Buone indicazioni arrivano dall’indice Zew della Germania che ha evidenziato un miglioramento del sentiment economico, anche se restano le incognite Brexit e Paesi emergenti 

Lieve aumento per l’Euro / Dollaro USA, che mostra un rialzo dello 0,53%. Sessione euforica per l’oro, che mostra un balzo dell’1,86%. Sessione euforica per il greggio, con il petrolio (Light Sweet Crude Oil) che mostra un balzo del 3,42%.

Sale lo spread, attestandosi a 122 punti base, con un incremento di 3 punti base, con il rendimento del BTP decennale pari all’1,40%.

Tra le principali Borse europee, brilla Francoforte, con un forte incremento (+2,27%), ben impostata Londra, che mostra un incremento dello 0,82%, e tonica Parigi che evidenzia un bel vantaggio dell’1,32%.

Lieve aumento per la Borsa di Milano, che mostra sul FTSE MIB un rialzo dello 0,49%; sulla stessa linea, lieve aumento per il FTSE Italia All-Share, che si porta a 20.110 punti. In frazionale calo il FTSE Italia Mid Cap (-0,23%); leggermente positivo il FTSE Italia Star (+0,61%).

Il controvalore odierno degli scambi in Borsa di Milano resta attorno ai livelli della vigilia: dai dati di chiusura, risulta infatti che il controvalore totale è stato pari a 2,24 miliardi di euro, con una variazione dello 0,75%, rispetto ai precedenti 2,26 miliardi; i contratti si sono attestati a 251.340, rispetto ai precedenti 228.636.

A fronte dei 223 titoli trattati, 107 azioni hanno chiuso in ribasso. Per contro 104 azioni hanno portato a casa un incremento. Poco mosse le altre 12 azioni del listino italiano.

In buona evidenza a Milano i comparti Vendite al dettaglio (+3,02%), Materie prime (+2,91%) e Telecomunicazioni (+2,11%). Nel listino, i settori Banche (-1,59%), immobiliare (-1,51%) e Chimici (-1,31%) sono stati tra i più venduti.

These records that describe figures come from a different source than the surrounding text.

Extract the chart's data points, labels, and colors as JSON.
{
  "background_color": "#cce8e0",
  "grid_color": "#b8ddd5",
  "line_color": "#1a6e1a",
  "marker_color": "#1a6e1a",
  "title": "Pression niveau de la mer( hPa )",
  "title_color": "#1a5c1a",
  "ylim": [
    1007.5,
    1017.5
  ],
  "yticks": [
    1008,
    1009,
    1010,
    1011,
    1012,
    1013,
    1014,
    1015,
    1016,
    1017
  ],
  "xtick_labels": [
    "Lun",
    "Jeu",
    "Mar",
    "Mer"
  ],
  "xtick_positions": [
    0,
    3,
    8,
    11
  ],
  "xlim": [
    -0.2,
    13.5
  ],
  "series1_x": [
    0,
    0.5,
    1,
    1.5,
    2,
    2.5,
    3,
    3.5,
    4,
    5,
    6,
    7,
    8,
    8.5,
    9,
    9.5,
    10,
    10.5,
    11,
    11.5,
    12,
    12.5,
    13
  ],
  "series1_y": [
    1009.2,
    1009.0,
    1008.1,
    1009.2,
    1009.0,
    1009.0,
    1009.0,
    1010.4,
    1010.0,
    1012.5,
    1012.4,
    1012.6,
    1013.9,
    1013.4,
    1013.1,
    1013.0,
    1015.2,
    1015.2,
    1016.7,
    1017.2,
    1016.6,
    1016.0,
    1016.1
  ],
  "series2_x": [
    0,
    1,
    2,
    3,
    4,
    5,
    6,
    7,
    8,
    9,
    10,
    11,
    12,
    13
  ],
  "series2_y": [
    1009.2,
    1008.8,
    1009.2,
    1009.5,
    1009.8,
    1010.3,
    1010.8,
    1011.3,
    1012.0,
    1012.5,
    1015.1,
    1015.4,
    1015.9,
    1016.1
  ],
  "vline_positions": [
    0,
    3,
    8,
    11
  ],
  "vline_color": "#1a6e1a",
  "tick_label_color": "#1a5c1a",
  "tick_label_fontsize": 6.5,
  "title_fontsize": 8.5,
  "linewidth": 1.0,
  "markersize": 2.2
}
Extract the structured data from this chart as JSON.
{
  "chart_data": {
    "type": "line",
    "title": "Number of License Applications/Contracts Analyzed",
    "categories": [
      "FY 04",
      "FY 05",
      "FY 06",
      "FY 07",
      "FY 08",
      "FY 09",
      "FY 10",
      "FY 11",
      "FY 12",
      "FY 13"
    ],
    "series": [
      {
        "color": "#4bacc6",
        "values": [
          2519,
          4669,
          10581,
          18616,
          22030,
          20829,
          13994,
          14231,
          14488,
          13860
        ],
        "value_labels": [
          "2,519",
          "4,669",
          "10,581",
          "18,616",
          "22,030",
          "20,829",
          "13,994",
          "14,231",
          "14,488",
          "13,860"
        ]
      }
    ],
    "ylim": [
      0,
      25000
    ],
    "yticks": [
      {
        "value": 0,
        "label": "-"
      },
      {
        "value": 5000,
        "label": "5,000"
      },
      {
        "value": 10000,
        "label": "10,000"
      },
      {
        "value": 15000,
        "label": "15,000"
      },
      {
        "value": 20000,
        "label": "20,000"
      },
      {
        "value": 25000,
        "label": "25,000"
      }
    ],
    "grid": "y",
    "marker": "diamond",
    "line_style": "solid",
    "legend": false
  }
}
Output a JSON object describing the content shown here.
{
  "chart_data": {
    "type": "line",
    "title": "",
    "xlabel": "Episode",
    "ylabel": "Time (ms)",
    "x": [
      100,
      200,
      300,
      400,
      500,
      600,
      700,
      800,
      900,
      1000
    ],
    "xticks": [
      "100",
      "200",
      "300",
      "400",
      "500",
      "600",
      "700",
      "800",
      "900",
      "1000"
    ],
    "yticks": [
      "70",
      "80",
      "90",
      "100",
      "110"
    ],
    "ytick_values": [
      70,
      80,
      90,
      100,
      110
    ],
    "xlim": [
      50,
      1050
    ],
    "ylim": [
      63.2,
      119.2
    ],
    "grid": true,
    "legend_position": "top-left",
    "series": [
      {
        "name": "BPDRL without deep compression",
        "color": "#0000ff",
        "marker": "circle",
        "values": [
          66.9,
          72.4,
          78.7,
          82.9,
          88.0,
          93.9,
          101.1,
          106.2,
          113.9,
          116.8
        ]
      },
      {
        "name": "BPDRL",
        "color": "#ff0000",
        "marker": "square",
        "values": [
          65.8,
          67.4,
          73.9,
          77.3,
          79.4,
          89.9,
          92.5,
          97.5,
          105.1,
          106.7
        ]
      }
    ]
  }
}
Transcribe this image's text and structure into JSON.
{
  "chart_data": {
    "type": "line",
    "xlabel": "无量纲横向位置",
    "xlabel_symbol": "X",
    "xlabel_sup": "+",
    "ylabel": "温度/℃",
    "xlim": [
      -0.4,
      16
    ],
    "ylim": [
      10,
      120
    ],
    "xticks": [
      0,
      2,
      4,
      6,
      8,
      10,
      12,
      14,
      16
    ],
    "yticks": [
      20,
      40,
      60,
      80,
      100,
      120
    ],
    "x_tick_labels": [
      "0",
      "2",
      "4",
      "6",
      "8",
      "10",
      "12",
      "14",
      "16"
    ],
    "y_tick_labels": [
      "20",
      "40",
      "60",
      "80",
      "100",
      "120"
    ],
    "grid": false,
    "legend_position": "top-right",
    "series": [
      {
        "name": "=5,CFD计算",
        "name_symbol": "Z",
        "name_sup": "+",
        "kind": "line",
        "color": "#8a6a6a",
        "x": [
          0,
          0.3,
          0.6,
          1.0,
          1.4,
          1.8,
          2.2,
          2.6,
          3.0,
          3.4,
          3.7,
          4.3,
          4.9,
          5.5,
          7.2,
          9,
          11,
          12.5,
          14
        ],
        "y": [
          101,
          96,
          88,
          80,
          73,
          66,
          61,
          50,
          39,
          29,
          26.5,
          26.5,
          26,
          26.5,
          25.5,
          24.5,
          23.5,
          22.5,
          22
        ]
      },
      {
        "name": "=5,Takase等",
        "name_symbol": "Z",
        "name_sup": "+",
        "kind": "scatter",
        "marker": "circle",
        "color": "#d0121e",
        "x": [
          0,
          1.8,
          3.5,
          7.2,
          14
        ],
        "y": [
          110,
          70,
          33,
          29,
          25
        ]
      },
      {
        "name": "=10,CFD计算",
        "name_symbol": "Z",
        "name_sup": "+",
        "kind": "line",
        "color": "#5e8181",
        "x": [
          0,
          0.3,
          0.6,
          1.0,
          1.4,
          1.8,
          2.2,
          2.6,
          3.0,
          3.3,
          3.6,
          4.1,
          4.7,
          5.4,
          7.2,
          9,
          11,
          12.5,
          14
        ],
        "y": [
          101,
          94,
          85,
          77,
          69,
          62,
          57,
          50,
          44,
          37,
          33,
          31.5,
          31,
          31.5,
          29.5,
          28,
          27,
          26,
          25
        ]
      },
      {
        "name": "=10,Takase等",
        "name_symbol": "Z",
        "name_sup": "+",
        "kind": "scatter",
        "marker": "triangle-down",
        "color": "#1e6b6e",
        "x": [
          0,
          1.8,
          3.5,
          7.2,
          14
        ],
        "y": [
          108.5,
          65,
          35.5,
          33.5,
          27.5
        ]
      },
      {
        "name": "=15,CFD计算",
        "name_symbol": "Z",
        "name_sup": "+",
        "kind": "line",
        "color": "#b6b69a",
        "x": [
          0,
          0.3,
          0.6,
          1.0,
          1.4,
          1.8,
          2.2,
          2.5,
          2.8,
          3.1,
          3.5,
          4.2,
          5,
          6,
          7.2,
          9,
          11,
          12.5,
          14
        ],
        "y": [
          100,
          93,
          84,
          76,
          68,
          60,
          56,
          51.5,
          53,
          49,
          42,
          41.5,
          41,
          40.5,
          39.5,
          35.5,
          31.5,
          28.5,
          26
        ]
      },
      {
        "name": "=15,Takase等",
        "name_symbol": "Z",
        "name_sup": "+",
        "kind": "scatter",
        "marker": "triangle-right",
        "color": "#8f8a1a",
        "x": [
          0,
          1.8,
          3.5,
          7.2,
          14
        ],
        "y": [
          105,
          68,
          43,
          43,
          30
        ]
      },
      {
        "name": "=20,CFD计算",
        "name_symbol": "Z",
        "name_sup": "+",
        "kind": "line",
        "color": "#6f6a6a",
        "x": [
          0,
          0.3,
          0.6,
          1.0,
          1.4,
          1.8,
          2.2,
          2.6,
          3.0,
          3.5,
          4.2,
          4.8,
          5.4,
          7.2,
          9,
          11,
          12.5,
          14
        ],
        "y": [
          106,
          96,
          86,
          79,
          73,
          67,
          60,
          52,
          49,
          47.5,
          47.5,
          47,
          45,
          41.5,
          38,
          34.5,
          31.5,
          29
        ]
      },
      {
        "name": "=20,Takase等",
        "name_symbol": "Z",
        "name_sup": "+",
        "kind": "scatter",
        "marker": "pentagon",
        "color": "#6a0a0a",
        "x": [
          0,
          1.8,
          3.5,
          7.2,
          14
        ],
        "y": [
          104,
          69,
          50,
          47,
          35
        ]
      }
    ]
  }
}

In cima alla classifica dei titoli più importanti di Milano, troviamo Cnh Industrial (+5,38%), YOOX NET-A-PORTER (+4,98%) che festeggia l’ingresso del nuovo socio, Alabbar Enterprises. Bene anche Buzzi Unicem (+4,04%) e STMicroelectronics (+3,17%). I più forti ribassi, invece, si sono verificati su Banca Popolare dell’Emilia Romagna, che ha archiviato la seduta a -3,34%.

Sessione nera per UBI Banca, che lascia sul tappeto una perdita del 2,80%.

In caduta libera Banco Popolare, che affonda del 2,74%.

Pesante Banca Mps, che segna una discesa di ben del 2,31 punti percentuali.

Finmeccanica, che ottiene -1,90%. 

Tra le utility, frazionali rialzo per A2A (+0,50%) dopo che il Cda ha posticipato l’assemblea dopo l’arresto dell’ex Cfo della controllata montenegrina Epcg il 15 aprile scorso.